The four gospels used/plagiarised it, and rewrote it with additions concerning Christianity's link to Judaism.
>correct again, that is what Marcion, according to Tertullian, states (you can also check my new monograph on this topic Tertullian's Preface to Marcion's Gospel, Leuven:Peeters 2016).
This angered him, did he then rewrite another one? Taking out the things they added concerning Judaism?
>It angered him, as he saw his intention distorted. He did not write another one (perhaps only slightly updated it), but now he decided to publish it together with the preface on which Tertullian relies, and together with 10 Pauline Letters. This is the book, he called by the term he now coined as "The New Testament" to make it absolutely clear, that this New Testament should not be linked (as in the plagiarising Gospels) with what already Paul called the Old Testament (now by Marcion taken als a book).
If this is correct, would it be possible to form an argument that it may be true Christianity therefore did not come from Jewish roots as he wrote the original doctrine and none of the links were included? Or is it more reasonable to say that due to his determination to make Christianity separate he just didn't include the obvious links to Judaism? And the four gospels realised this and therefore rewrote it including the important common tradition?
>I would think along a middle line between your two thoughts. Don't forget, even if you want to distinguish yourself from what you now construct to be 'Judaism', you start from this construction of yours. And in this regard the 'New' is not such a novelty as you want to have it. And in this regard, Marcion is not fundamentally different from those who plagiarised them - the difference lies in that he consciously wanted to dissociate himself and what he perceived and even termed to be 'Christianity' from what he saw to be 'Judaism' and begin a separate heresy and tradition, whereas his plagiarisers saw 'Christianity' as heirs of the Jewish tradition which disinherited all those other Jews who from now on were no longer regarded as 'verus Israel' (true Israel), as Justin states.

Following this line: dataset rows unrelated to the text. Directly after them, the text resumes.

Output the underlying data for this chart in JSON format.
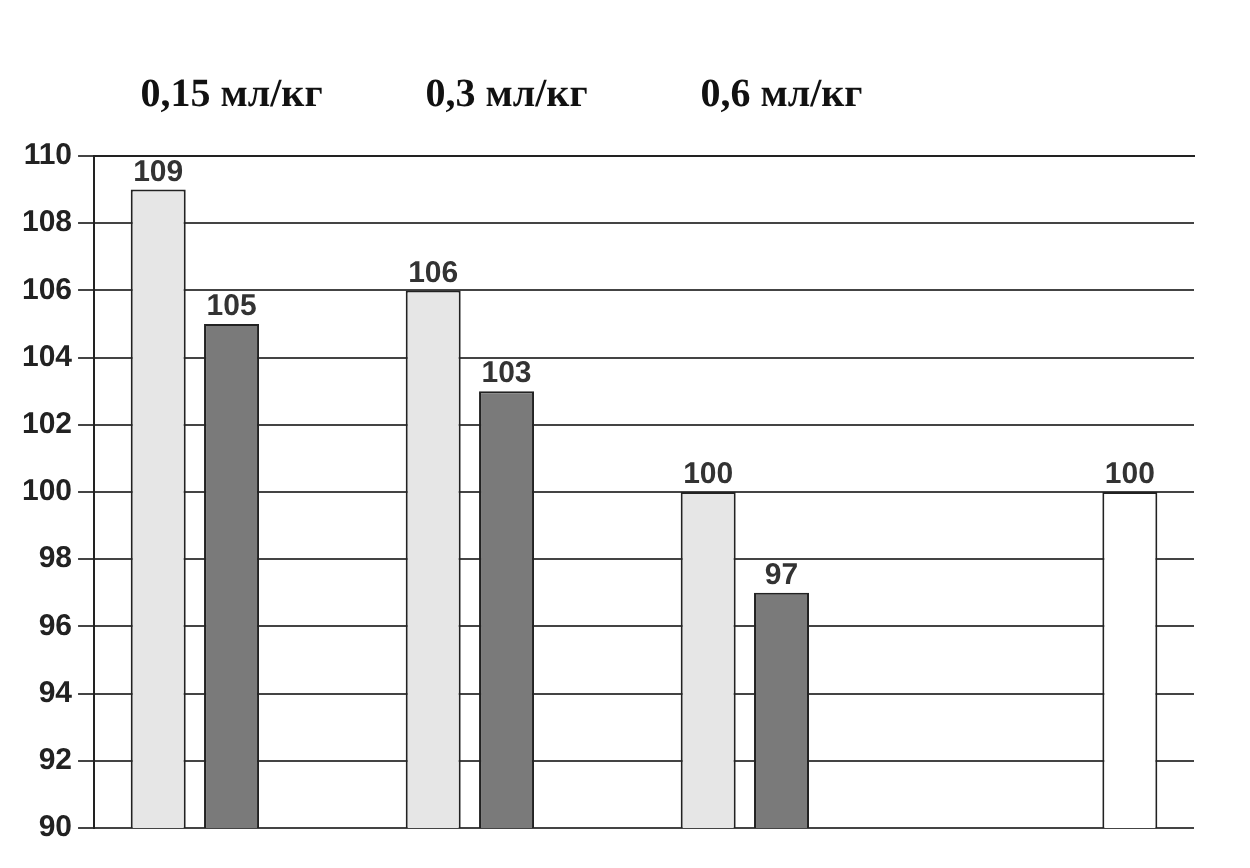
{
  "chart_data": {
    "type": "bar",
    "categories": [
      "0,15 мл/кг",
      "0,3 мл/кг",
      "0,6 мл/кг",
      null
    ],
    "series": [
      {
        "color": "#e6e6e6",
        "values": [
          109,
          106,
          100,
          null
        ]
      },
      {
        "color": "#7a7a7a",
        "values": [
          105,
          103,
          97,
          null
        ]
      },
      {
        "color": "#ffffff",
        "values": [
          null,
          null,
          null,
          100
        ]
      }
    ],
    "ylim": [
      90,
      110
    ],
    "yticks": [
      90,
      92,
      94,
      96,
      98,
      100,
      102,
      104,
      106,
      108,
      110
    ],
    "grid": "y",
    "data_labels": true,
    "legend": false
  }
}
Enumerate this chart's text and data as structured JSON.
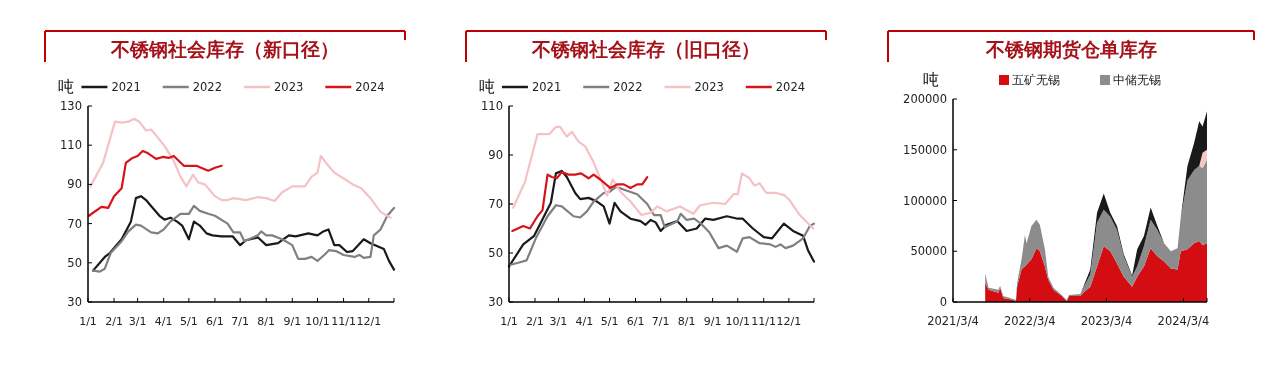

I would quicker say that the lack of ascription led to the idea that it was a hypomnema. The same kind of speculation led Tertullian or his source to say that the gospel was incomplete. The same kind of creative speculation leads Like (and Mark) to be distinguished as "apostolic rather than an apostle" apostolic being a name or description of the Pauling corpus. These sort of wild speculations (lies) were strangely common place in early Patristic sources. It implies to me that those speculating were outsiders to the tradition they were making wild speculations about.